Because this even isn’t about some obscure federal law or regulation. We’re talking about the single largest, far-reaching piece of legislation to touch on the lives of more Americans in decades. This law has managed to divide this country more than the last Gulf War.
I suppose Sebelius deserves credit for being the first administration official to ’fess up to the fact that premiums will go up after the law’s full implementation, so maybe we can give up that fairy tale sooner rather than later.

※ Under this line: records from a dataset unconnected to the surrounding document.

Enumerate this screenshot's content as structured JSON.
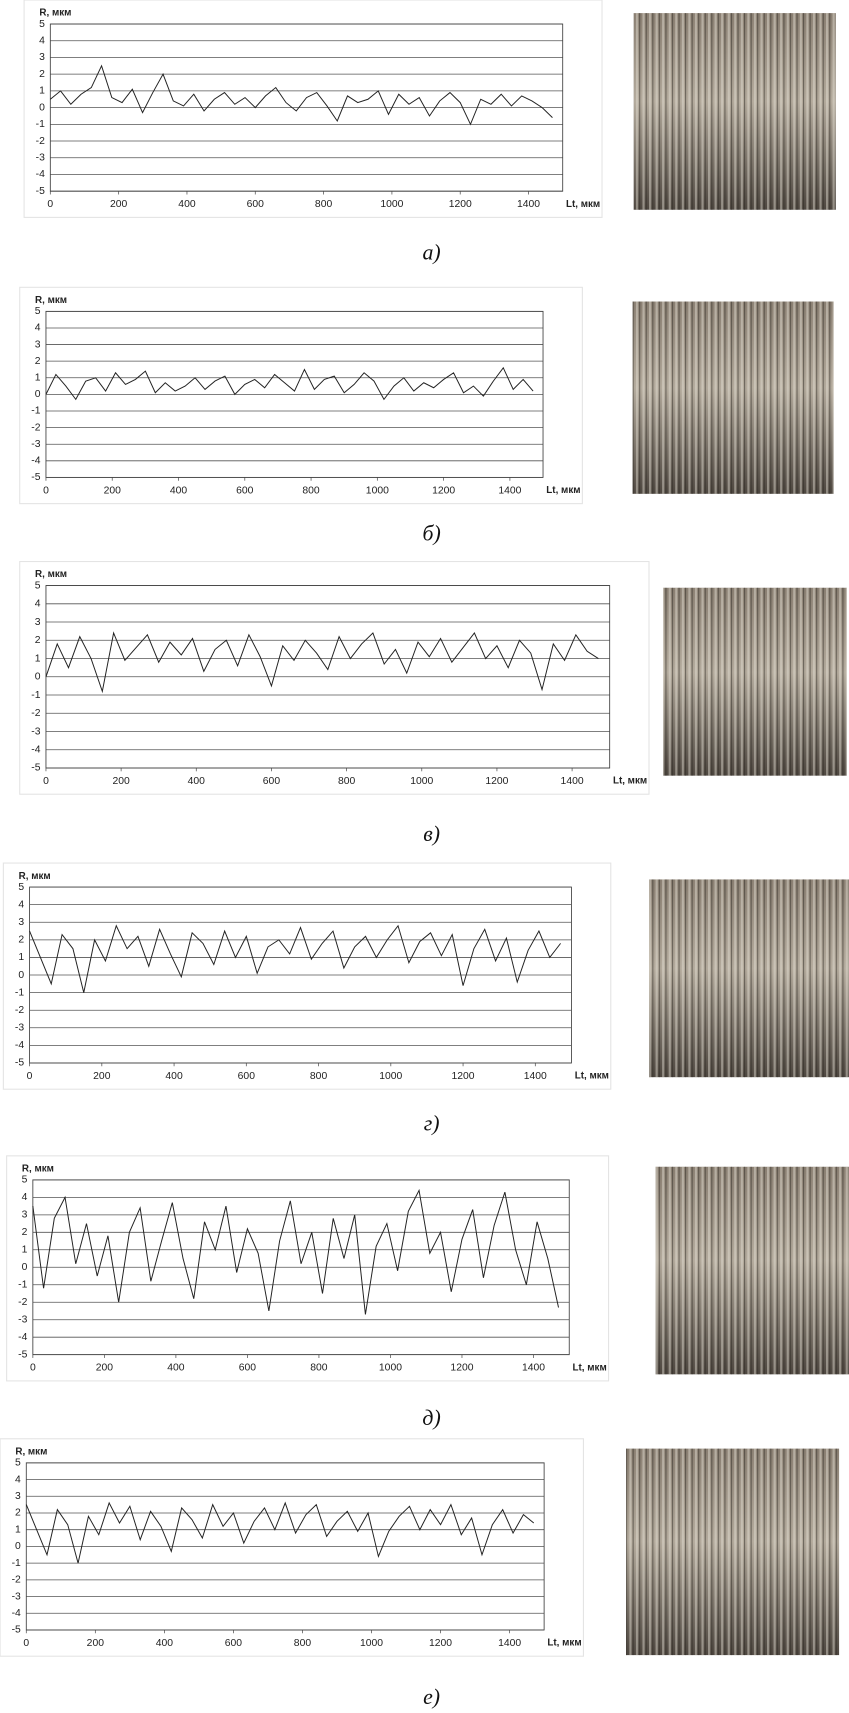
{
  "chart_data": [
    {
      "type": "line",
      "caption": "а)",
      "ylabel": "R, мкм",
      "xlabel": "Lt, мкм",
      "color": "#222222",
      "grid": true,
      "xlim": [
        0,
        1500
      ],
      "xticks": [
        0,
        200,
        400,
        600,
        800,
        1000,
        1200,
        1400
      ],
      "ylim": [
        -5,
        5
      ],
      "yticks": [
        -5,
        -4,
        -3,
        -2,
        -1,
        0,
        1,
        2,
        3,
        4,
        5
      ],
      "x": [
        0,
        30,
        60,
        90,
        120,
        150,
        180,
        210,
        240,
        270,
        300,
        330,
        360,
        390,
        420,
        450,
        480,
        510,
        540,
        570,
        600,
        630,
        660,
        690,
        720,
        750,
        780,
        810,
        840,
        870,
        900,
        930,
        960,
        990,
        1020,
        1050,
        1080,
        1110,
        1140,
        1170,
        1200,
        1230,
        1260,
        1290,
        1320,
        1350,
        1380,
        1410,
        1440,
        1470
      ],
      "values": [
        0.5,
        1.0,
        0.2,
        0.8,
        1.2,
        2.5,
        0.6,
        0.3,
        1.1,
        -0.3,
        0.9,
        2.0,
        0.4,
        0.1,
        0.8,
        -0.2,
        0.5,
        0.9,
        0.2,
        0.6,
        0.0,
        0.7,
        1.2,
        0.3,
        -0.2,
        0.6,
        0.9,
        0.1,
        -0.8,
        0.7,
        0.3,
        0.5,
        1.0,
        -0.4,
        0.8,
        0.2,
        0.6,
        -0.5,
        0.4,
        0.9,
        0.3,
        -1.0,
        0.5,
        0.2,
        0.8,
        0.1,
        0.7,
        0.4,
        0.0,
        -0.6
      ]
    },
    {
      "type": "line",
      "caption": "б)",
      "ylabel": "R, мкм",
      "xlabel": "Lt, мкм",
      "color": "#222222",
      "grid": true,
      "xlim": [
        0,
        1500
      ],
      "xticks": [
        0,
        200,
        400,
        600,
        800,
        1000,
        1200,
        1400
      ],
      "ylim": [
        -5,
        5
      ],
      "yticks": [
        -5,
        -4,
        -3,
        -2,
        -1,
        0,
        1,
        2,
        3,
        4,
        5
      ],
      "x": [
        0,
        30,
        60,
        90,
        120,
        150,
        180,
        210,
        240,
        270,
        300,
        330,
        360,
        390,
        420,
        450,
        480,
        510,
        540,
        570,
        600,
        630,
        660,
        690,
        720,
        750,
        780,
        810,
        840,
        870,
        900,
        930,
        960,
        990,
        1020,
        1050,
        1080,
        1110,
        1140,
        1170,
        1200,
        1230,
        1260,
        1290,
        1320,
        1350,
        1380,
        1410,
        1440,
        1470
      ],
      "values": [
        0.0,
        1.2,
        0.5,
        -0.3,
        0.8,
        1.0,
        0.2,
        1.3,
        0.6,
        0.9,
        1.4,
        0.1,
        0.7,
        0.2,
        0.5,
        1.0,
        0.3,
        0.8,
        1.1,
        0.0,
        0.6,
        0.9,
        0.4,
        1.2,
        0.7,
        0.2,
        1.5,
        0.3,
        0.9,
        1.1,
        0.1,
        0.6,
        1.3,
        0.8,
        -0.3,
        0.5,
        1.0,
        0.2,
        0.7,
        0.4,
        0.9,
        1.3,
        0.1,
        0.5,
        -0.1,
        0.8,
        1.6,
        0.3,
        0.9,
        0.2
      ]
    },
    {
      "type": "line",
      "caption": "в)",
      "ylabel": "R, мкм",
      "xlabel": "Lt, мкм",
      "color": "#222222",
      "grid": true,
      "xlim": [
        0,
        1500
      ],
      "xticks": [
        0,
        200,
        400,
        600,
        800,
        1000,
        1200,
        1400
      ],
      "ylim": [
        -5,
        5
      ],
      "yticks": [
        -5,
        -4,
        -3,
        -2,
        -1,
        0,
        1,
        2,
        3,
        4,
        5
      ],
      "x": [
        0,
        30,
        60,
        90,
        120,
        150,
        180,
        210,
        240,
        270,
        300,
        330,
        360,
        390,
        420,
        450,
        480,
        510,
        540,
        570,
        600,
        630,
        660,
        690,
        720,
        750,
        780,
        810,
        840,
        870,
        900,
        930,
        960,
        990,
        1020,
        1050,
        1080,
        1110,
        1140,
        1170,
        1200,
        1230,
        1260,
        1290,
        1320,
        1350,
        1380,
        1410,
        1440,
        1470
      ],
      "values": [
        0.0,
        1.8,
        0.5,
        2.2,
        1.0,
        -0.8,
        2.4,
        0.9,
        1.6,
        2.3,
        0.8,
        1.9,
        1.2,
        2.1,
        0.3,
        1.5,
        2.0,
        0.6,
        2.3,
        1.1,
        -0.5,
        1.7,
        0.9,
        2.0,
        1.3,
        0.4,
        2.2,
        1.0,
        1.8,
        2.4,
        0.7,
        1.5,
        0.2,
        1.9,
        1.1,
        2.1,
        0.8,
        1.6,
        2.4,
        1.0,
        1.7,
        0.5,
        2.0,
        1.3,
        -0.7,
        1.8,
        0.9,
        2.3,
        1.4,
        1.0
      ]
    },
    {
      "type": "line",
      "caption": "г)",
      "ylabel": "R, мкм",
      "xlabel": "Lt, мкм",
      "color": "#222222",
      "grid": true,
      "xlim": [
        0,
        1500
      ],
      "xticks": [
        0,
        200,
        400,
        600,
        800,
        1000,
        1200,
        1400
      ],
      "ylim": [
        -5,
        5
      ],
      "yticks": [
        -5,
        -4,
        -3,
        -2,
        -1,
        0,
        1,
        2,
        3,
        4,
        5
      ],
      "x": [
        0,
        30,
        60,
        90,
        120,
        150,
        180,
        210,
        240,
        270,
        300,
        330,
        360,
        390,
        420,
        450,
        480,
        510,
        540,
        570,
        600,
        630,
        660,
        690,
        720,
        750,
        780,
        810,
        840,
        870,
        900,
        930,
        960,
        990,
        1020,
        1050,
        1080,
        1110,
        1140,
        1170,
        1200,
        1230,
        1260,
        1290,
        1320,
        1350,
        1380,
        1410,
        1440,
        1470
      ],
      "values": [
        2.5,
        1.0,
        -0.5,
        2.3,
        1.5,
        -1.0,
        2.0,
        0.8,
        2.8,
        1.5,
        2.2,
        0.5,
        2.6,
        1.2,
        -0.1,
        2.4,
        1.8,
        0.6,
        2.5,
        1.0,
        2.2,
        0.1,
        1.6,
        2.0,
        1.2,
        2.7,
        0.9,
        1.8,
        2.5,
        0.4,
        1.6,
        2.2,
        1.0,
        2.0,
        2.8,
        0.7,
        1.9,
        2.4,
        1.1,
        2.3,
        -0.6,
        1.5,
        2.6,
        0.8,
        2.1,
        -0.4,
        1.4,
        2.5,
        1.0,
        1.8
      ]
    },
    {
      "type": "line",
      "caption": "д)",
      "ylabel": "R, мкм",
      "xlabel": "Lt, мкм",
      "color": "#222222",
      "grid": true,
      "xlim": [
        0,
        1500
      ],
      "xticks": [
        0,
        200,
        400,
        600,
        800,
        1000,
        1200,
        1400
      ],
      "ylim": [
        -5,
        5
      ],
      "yticks": [
        -5,
        -4,
        -3,
        -2,
        -1,
        0,
        1,
        2,
        3,
        4,
        5
      ],
      "x": [
        0,
        30,
        60,
        90,
        120,
        150,
        180,
        210,
        240,
        270,
        300,
        330,
        360,
        390,
        420,
        450,
        480,
        510,
        540,
        570,
        600,
        630,
        660,
        690,
        720,
        750,
        780,
        810,
        840,
        870,
        900,
        930,
        960,
        990,
        1020,
        1050,
        1080,
        1110,
        1140,
        1170,
        1200,
        1230,
        1260,
        1290,
        1320,
        1350,
        1380,
        1410,
        1440,
        1470
      ],
      "values": [
        3.5,
        -1.2,
        2.8,
        4.0,
        0.2,
        2.5,
        -0.5,
        1.8,
        -2.0,
        2.0,
        3.4,
        -0.8,
        1.5,
        3.7,
        0.5,
        -1.8,
        2.6,
        1.0,
        3.5,
        -0.3,
        2.2,
        0.8,
        -2.5,
        1.5,
        3.8,
        0.2,
        2.0,
        -1.5,
        2.8,
        0.5,
        3.0,
        -2.7,
        1.2,
        2.5,
        -0.2,
        3.2,
        4.4,
        0.8,
        2.0,
        -1.4,
        1.6,
        3.3,
        -0.6,
        2.4,
        4.3,
        1.0,
        -1.0,
        2.6,
        0.5,
        -2.3
      ]
    },
    {
      "type": "line",
      "caption": "е)",
      "ylabel": "R, мкм",
      "xlabel": "Lt, мкм",
      "color": "#222222",
      "grid": true,
      "xlim": [
        0,
        1500
      ],
      "xticks": [
        0,
        200,
        400,
        600,
        800,
        1000,
        1200,
        1400
      ],
      "ylim": [
        -5,
        5
      ],
      "yticks": [
        -5,
        -4,
        -3,
        -2,
        -1,
        0,
        1,
        2,
        3,
        4,
        5
      ],
      "x": [
        0,
        30,
        60,
        90,
        120,
        150,
        180,
        210,
        240,
        270,
        300,
        330,
        360,
        390,
        420,
        450,
        480,
        510,
        540,
        570,
        600,
        630,
        660,
        690,
        720,
        750,
        780,
        810,
        840,
        870,
        900,
        930,
        960,
        990,
        1020,
        1050,
        1080,
        1110,
        1140,
        1170,
        1200,
        1230,
        1260,
        1290,
        1320,
        1350,
        1380,
        1410,
        1440,
        1470
      ],
      "values": [
        2.5,
        1.0,
        -0.5,
        2.2,
        1.3,
        -1.0,
        1.8,
        0.7,
        2.6,
        1.4,
        2.4,
        0.4,
        2.1,
        1.2,
        -0.3,
        2.3,
        1.6,
        0.5,
        2.5,
        1.2,
        2.0,
        0.2,
        1.5,
        2.3,
        1.0,
        2.6,
        0.8,
        1.9,
        2.5,
        0.6,
        1.5,
        2.1,
        0.9,
        2.0,
        -0.6,
        0.9,
        1.8,
        2.4,
        1.0,
        2.2,
        1.3,
        2.5,
        0.7,
        1.7,
        -0.5,
        1.3,
        2.2,
        0.8,
        1.9,
        1.4
      ]
    }
  ]
}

But with the exchanges set to start opening as soon as October, and with Medicaid expansion and mandates to follow soon after, we’re quickly running out of time for too many more discoveries, admissions or rule changes.
To make matters worse, it just came out last week that the administration plans a fancy marketing campaign to get the word out to the 48 million uninsured they want to reach, which will no doubt cost millions, at the very least. But you don’t need Don Draper to tell you how hard it is to market a product to a target audience that simply doesn’t want your product. Because that’s what the architects, and defenders, of this law are facing.
For any of this to have a chance, you’ve got to sign up the millions of young and healthy uninsured people who, if they’re lucky enough to have a job, still don’t want to buy what you’re selling.
“It is very difficult when people live in a state where there is a daily declaration, ‘We will not participate in the law,’ for them to figure out whether they are going to benefit,” Sebelius also said.
And that reflects the fatal flaw that underscores all of this: a clear lack of leadership,communication and planning that could very well bring this entire monolith toppling down. And at what cost?
Sun Tzu said, “The supreme art of war is to subdue the enemy without fighting.” Which means that no matter what the administration admits — or figures out — now, this battle’s already lost.